Início turbulento dá lugar a recuperação gradual
O pregão começou com o Ibovespa registrando uma queda acentuada de quase 1,7% nos primeiros minutos de negociação. Essa forte baixa inicial foi diretamente influenciada pela escalada do conflito no Oriente Médio, que provocou uma disparada nos preços do petróleo em todo o mundo. O barril do tipo Brent, referência internacional da commodity, chegou a tocar 118 dólares durante a madrugada, antes de se estabilizar em torno de 107 dólares.
"Apesar desse alívio parcial, o cenário permanece marcado por elevada incerteza, tanto na frente geopolítica quanto na condução da política monetária, o que tende a manter os mercados voláteis no curto prazo", analisa Rafael Pastorello, gerente de portfólio do Banco Sofisa.
Conflito no Oriente Médio e suas repercussões globais
A tensão geopolítica teve origem em relatos de ataques israelenses a um campo de gás, que foram seguidos por mísseis iranianos contra a Arábia Saudita. Este cenário de conflito direto entre potências regionais elevou imediatamente o preço do petróleo e gerou ondas de preocupação em todos os mercados financeiros globais.
"Essa dinâmica de juros mais altos com petróleo pressionando a inflação deve seguir fazendo preço por aqui", comenta Felipe Cima, analista da Manchester Investimentos, referindo-se ao impacto duplo que a situação geopolítica exerce sobre a economia brasileira.
Bancos centrais adotam postura cautelosa
Tanto o Banco Central do Brasil quanto o Federal Reserve (Fed) dos Estados Unidos deixaram claro, na quarta-feira anterior, que estão atentos aos desdobramentos do conflito no Oriente Médio. Esta postura cautelosa das autoridades monetárias tem reflexo direto nas decisões sobre taxas de juros.

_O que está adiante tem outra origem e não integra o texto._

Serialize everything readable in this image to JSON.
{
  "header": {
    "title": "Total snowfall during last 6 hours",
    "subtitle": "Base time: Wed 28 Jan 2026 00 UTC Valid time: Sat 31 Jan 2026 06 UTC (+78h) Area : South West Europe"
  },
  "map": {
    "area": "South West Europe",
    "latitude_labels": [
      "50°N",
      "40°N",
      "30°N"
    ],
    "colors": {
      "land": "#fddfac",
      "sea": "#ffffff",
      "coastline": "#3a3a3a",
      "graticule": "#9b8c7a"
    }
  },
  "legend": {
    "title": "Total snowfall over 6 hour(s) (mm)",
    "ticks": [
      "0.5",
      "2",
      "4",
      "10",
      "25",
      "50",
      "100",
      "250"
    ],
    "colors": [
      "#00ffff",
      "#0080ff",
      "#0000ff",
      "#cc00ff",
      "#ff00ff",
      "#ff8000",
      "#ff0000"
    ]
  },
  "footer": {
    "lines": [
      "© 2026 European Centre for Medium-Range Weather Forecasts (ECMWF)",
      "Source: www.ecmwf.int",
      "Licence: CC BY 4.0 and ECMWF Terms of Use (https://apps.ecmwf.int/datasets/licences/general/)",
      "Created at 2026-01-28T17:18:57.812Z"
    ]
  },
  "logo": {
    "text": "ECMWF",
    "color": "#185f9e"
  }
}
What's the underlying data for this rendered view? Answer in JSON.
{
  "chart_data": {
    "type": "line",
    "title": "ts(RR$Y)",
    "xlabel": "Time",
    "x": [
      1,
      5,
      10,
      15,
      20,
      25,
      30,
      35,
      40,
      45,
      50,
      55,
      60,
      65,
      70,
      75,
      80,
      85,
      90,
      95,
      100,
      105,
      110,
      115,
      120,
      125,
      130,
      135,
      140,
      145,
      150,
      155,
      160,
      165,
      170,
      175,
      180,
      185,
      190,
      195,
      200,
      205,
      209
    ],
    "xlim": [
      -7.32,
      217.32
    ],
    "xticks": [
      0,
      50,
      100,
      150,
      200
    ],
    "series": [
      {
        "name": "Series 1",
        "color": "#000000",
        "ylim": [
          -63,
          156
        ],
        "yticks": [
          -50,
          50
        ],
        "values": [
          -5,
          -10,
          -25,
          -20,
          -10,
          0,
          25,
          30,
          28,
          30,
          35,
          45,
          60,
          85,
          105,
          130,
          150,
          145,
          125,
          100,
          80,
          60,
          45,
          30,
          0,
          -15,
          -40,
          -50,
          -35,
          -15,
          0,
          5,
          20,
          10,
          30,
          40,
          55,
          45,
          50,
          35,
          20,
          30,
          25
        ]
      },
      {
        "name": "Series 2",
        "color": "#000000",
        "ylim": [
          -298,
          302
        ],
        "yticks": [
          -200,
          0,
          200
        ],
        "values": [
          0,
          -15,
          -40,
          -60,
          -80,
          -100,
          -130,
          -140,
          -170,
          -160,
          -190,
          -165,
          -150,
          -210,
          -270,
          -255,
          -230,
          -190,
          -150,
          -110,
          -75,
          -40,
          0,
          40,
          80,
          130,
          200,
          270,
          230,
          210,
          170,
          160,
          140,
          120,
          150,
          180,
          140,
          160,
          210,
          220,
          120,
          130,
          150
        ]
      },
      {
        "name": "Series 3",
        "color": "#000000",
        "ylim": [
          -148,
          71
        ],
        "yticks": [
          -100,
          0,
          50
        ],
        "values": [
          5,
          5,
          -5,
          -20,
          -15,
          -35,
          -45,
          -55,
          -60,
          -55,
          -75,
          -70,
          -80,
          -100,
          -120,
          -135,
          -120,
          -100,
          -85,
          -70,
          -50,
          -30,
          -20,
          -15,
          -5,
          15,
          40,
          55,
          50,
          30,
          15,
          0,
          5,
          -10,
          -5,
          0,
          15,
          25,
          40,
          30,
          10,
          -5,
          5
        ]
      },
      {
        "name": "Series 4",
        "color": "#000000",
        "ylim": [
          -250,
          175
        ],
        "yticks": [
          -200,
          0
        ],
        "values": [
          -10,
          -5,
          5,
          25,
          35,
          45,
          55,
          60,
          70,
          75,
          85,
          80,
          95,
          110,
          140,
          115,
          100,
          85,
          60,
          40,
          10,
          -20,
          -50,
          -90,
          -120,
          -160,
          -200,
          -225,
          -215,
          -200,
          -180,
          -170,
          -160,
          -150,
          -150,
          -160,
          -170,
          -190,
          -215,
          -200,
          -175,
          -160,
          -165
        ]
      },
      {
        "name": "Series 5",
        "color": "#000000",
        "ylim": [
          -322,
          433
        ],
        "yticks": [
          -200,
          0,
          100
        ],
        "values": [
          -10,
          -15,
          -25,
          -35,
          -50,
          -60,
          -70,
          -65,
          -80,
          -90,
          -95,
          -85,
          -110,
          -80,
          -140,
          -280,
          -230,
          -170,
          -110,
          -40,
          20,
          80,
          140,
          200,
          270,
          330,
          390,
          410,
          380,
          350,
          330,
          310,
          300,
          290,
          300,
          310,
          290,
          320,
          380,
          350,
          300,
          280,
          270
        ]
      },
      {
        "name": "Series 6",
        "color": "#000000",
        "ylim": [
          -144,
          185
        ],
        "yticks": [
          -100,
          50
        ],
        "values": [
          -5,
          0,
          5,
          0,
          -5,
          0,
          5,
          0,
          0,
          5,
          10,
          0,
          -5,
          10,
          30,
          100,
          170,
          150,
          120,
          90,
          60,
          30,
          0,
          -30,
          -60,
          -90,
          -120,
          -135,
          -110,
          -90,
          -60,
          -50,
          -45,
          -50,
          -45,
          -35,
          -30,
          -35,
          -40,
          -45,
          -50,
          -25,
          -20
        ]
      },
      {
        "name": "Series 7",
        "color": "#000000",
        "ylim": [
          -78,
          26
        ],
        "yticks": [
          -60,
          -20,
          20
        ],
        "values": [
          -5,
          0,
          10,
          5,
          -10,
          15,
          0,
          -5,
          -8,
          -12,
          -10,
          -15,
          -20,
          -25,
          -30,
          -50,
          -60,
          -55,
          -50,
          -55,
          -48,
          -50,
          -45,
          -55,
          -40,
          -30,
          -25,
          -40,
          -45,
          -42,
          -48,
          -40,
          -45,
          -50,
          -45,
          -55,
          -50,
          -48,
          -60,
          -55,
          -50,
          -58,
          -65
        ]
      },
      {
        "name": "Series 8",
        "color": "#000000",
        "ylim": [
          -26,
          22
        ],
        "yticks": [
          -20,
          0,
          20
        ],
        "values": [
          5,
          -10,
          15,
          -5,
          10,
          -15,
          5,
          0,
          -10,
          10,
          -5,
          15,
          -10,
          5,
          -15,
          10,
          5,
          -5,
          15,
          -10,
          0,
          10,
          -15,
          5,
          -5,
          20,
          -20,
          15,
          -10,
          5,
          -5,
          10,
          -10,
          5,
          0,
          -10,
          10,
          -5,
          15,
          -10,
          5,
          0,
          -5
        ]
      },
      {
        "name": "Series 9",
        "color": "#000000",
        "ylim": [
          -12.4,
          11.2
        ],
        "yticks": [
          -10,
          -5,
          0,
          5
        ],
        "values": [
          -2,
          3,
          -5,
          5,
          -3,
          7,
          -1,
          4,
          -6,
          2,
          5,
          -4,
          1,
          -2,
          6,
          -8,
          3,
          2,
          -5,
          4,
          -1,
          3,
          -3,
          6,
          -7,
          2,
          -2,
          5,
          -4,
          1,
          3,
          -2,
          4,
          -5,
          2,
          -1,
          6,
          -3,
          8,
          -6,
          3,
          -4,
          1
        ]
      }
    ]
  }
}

Enquanto o Fed manteve os juros americanos no intervalo entre 3,5% e 3,74% ao ano, o Comitê de Política Monetária do BC brasileiro optou por um corte mais modesto do que o esperado anteriormente. A taxa Selic foi reduzida em apenas 0,25 ponto percentual, passando de 15% para 14,75% ao ano, quando o mercado havia projetado inicialmente um corte de 0,5 ponto percentual.
Mercados internacionais e desempenho do dólar
Nos Estados Unidos, as principais bolsas apresentaram desempenho misto. Tanto a Nasdaq quanto o índice S&P 500 registraram leves altas de 0,28% e 0,27%, respectivamente, por volta das 17h (horário de Brasília). Paralelamente, o dólar encerrou o dia em queda de 0,84%, sendo cotado a 5,22 reais no fechamento do mercado brasileiro.
Analistas destacam que as bolsas de países emergentes, como o Brasil, estão entre as mais afetadas por esta conjuntura de aversão ao risco, que favorece a alocação de capital em ativos mais seguros como títulos públicos e renda fixa. A capacidade do Ibovespa de reverter perdas iniciais e fechar em território positivo representa, portanto, um sinal de resiliência notável diante de pressões internacionais significativas.